As long as your selector is actually working, I see nothing wrong with your code that checks the length of the array. That should do what you want. There are a lot of ways to clean up your code to be simpler and more readable. Here's a cleaned up version with notes about what I cleaned up.
var album_text = [];
$("input[name='album_text[]']").each(function() {
var value = $(this).val();
if (value) {
album_text.push(value);
}
});
if (album_text.length === 0) {
$('#error_message').html("Error");
}
else {
//send data
}
Some notes on what you were doing and what I changed.
$(this) is always a valid jQuery object so there's no reason to ever check if ($(this)). It may not have any DOM objects inside it, but you can check that with $(this).length if you need to, but that is not necessary here because the .each() loop wouldn't run if there were no items so $(this) inside your .each() loop will always be something.
- It's inefficient to use $(this) multiple times in the same function. Much better to get it once into a local variable and then use it from that local variable.

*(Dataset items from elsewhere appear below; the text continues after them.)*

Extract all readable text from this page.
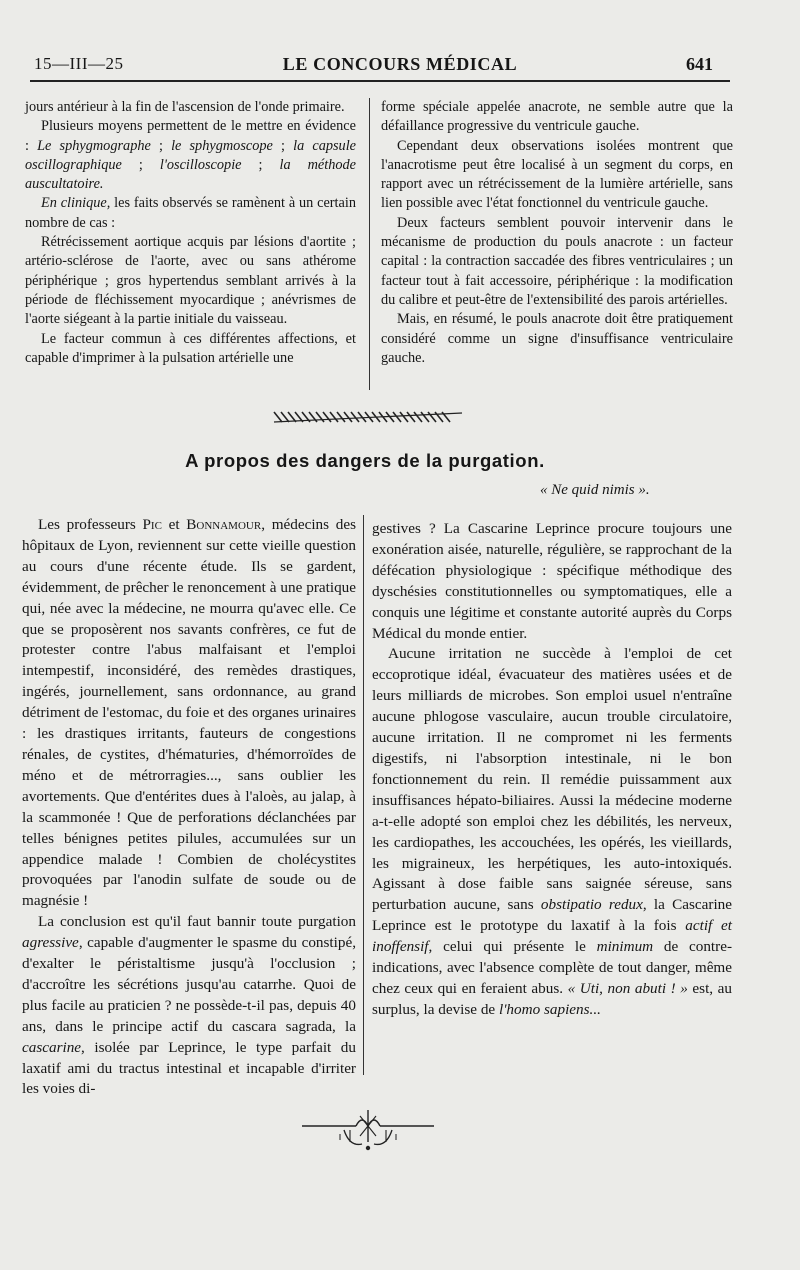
15—III—25	LE CONCOURS MÉDICAL	641

jours antérieur à la fin de l'ascension de l'onde primaire.

Plusieurs moyens permettent de le mettre en évidence : Le sphygmographe ; le sphygmoscope ; la capsule oscillographique ; l'oscilloscopie ; la méthode auscultatoire.

En clinique, les faits observés se ramènent à un certain nombre de cas :

Rétrécissement aortique acquis par lésions d'aortite ; artério-sclérose de l'aorte, avec ou sans athérome périphérique ; gros hypertendus semblant arrivés à la période de fléchissement myocardique ; anévrismes de l'aorte siégeant à la partie initiale du vaisseau.

Le facteur commun à ces différentes affections, et capable d'imprimer à la pulsation artérielle une

forme spéciale appelée anacrote, ne semble autre que la défaillance progressive du ventricule gauche.

Cependant deux observations isolées montrent que l'anacrotisme peut être localisé à un segment du corps, en rapport avec un rétrécissement de la lumière artérielle, sans lien possible avec l'état fonctionnel du ventricule gauche.

Deux facteurs semblent pouvoir intervenir dans le mécanisme de production du pouls anacrote : un facteur capital : la contraction saccadée des fibres ventriculaires ; un facteur tout à fait accessoire, périphérique : la modification du calibre et peut-être de l'extensibilité des parois artérielles.

Mais, en résumé, le pouls anacrote doit être pratiquement considéré comme un signe d'insuffisance ventriculaire gauche.

A propos des dangers de la purgation.
« Ne quid nimis ».

Les professeurs Pic et Bonnamour, médecins des hôpitaux de Lyon, reviennent sur cette vieille question au cours d'une récente étude. Ils se gardent, évidemment, de prêcher le renoncement à une pratique qui, née avec la médecine, ne mourra qu'avec elle. Ce que se proposèrent nos savants confrères, ce fut de protester contre l'abus malfaisant et l'emploi intempestif, inconsidéré, des remèdes drastiques, ingérés, journellement, sans ordonnance, au grand détriment de l'estomac, du foie et des organes urinaires : les drastiques irritants, fauteurs de congestions rénales, de cystites, d'hématuries, d'hémorroïdes de méno et de métrorragies..., sans oublier les avortements. Que d'entérites dues à l'aloès, au jalap, à la scammonée ! Que de perforations déclanchées par telles bénignes petites pilules, accumulées sur un appendice malade ! Combien de cholécystites provoquées par l'anodin sulfate de soude ou de magnésie !

La conclusion est qu'il faut bannir toute purgation agressive, capable d'augmenter le spasme du constipé, d'exalter le péristaltisme jusqu'à l'occlusion ; d'accroître les sécrétions jusqu'au catarrhe. Quoi de plus facile au praticien ? ne possède-t-il pas, depuis 40 ans, dans le principe actif du cascara sagrada, la cascarine, isolée par Leprince, le type parfait du laxatif ami du tractus intestinal et incapable d'irriter les voies di-

gestives ? La Cascarine Leprince procure toujours une exonération aisée, naturelle, régulière, se rapprochant de la défécation physiologique : spécifique méthodique des dyschésies constitutionnelles ou symptomatiques, elle a conquis une légitime et constante autorité auprès du Corps Médical du monde entier.

Aucune irritation ne succède à l'emploi de cet eccoprotique idéal, évacuateur des matières usées et de leurs milliards de microbes. Son emploi usuel n'entraîne aucune phlogose vasculaire, aucun trouble circulatoire, aucune irritation. Il ne compromet ni les ferments digestifs, ni l'absorption intestinale, ni le bon fonctionnement du rein. Il remédie puissamment aux insuffisances hépato-biliaires. Aussi la médecine moderne a-t-elle adopté son emploi chez les débilités, les nerveux, les cardiopathes, les accouchées, les opérés, les vieillards, les migraineux, les herpétiques, les auto-intoxiqués. Agissant à dose faible sans saignée séreuse, sans perturbation aucune, sans obstipatio redux, la Cascarine Leprince est le prototype du laxatif à la fois actif et inoffensif, celui qui présente le minimum de contre-indications, avec l'absence complète de tout danger, même chez ceux qui en feraient abus. « Uti, non abuti ! » est, au surplus, la devise de l'homo sapiens...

- It's recommended to initialize arrays with
[] rather than new Array().
if (value) when value is expected to be a string will both protect from value == null, value == undefined and value == "" so you don't have to do if (value && (value != "")). You can just do: if (value) to check for all three empty conditions.
if (album_text.length === 0) will tell you if the array is empty as long as it is a valid, initialized array (which it is here).
What are you trying to do with this selector $("input[name='album_text[]']")?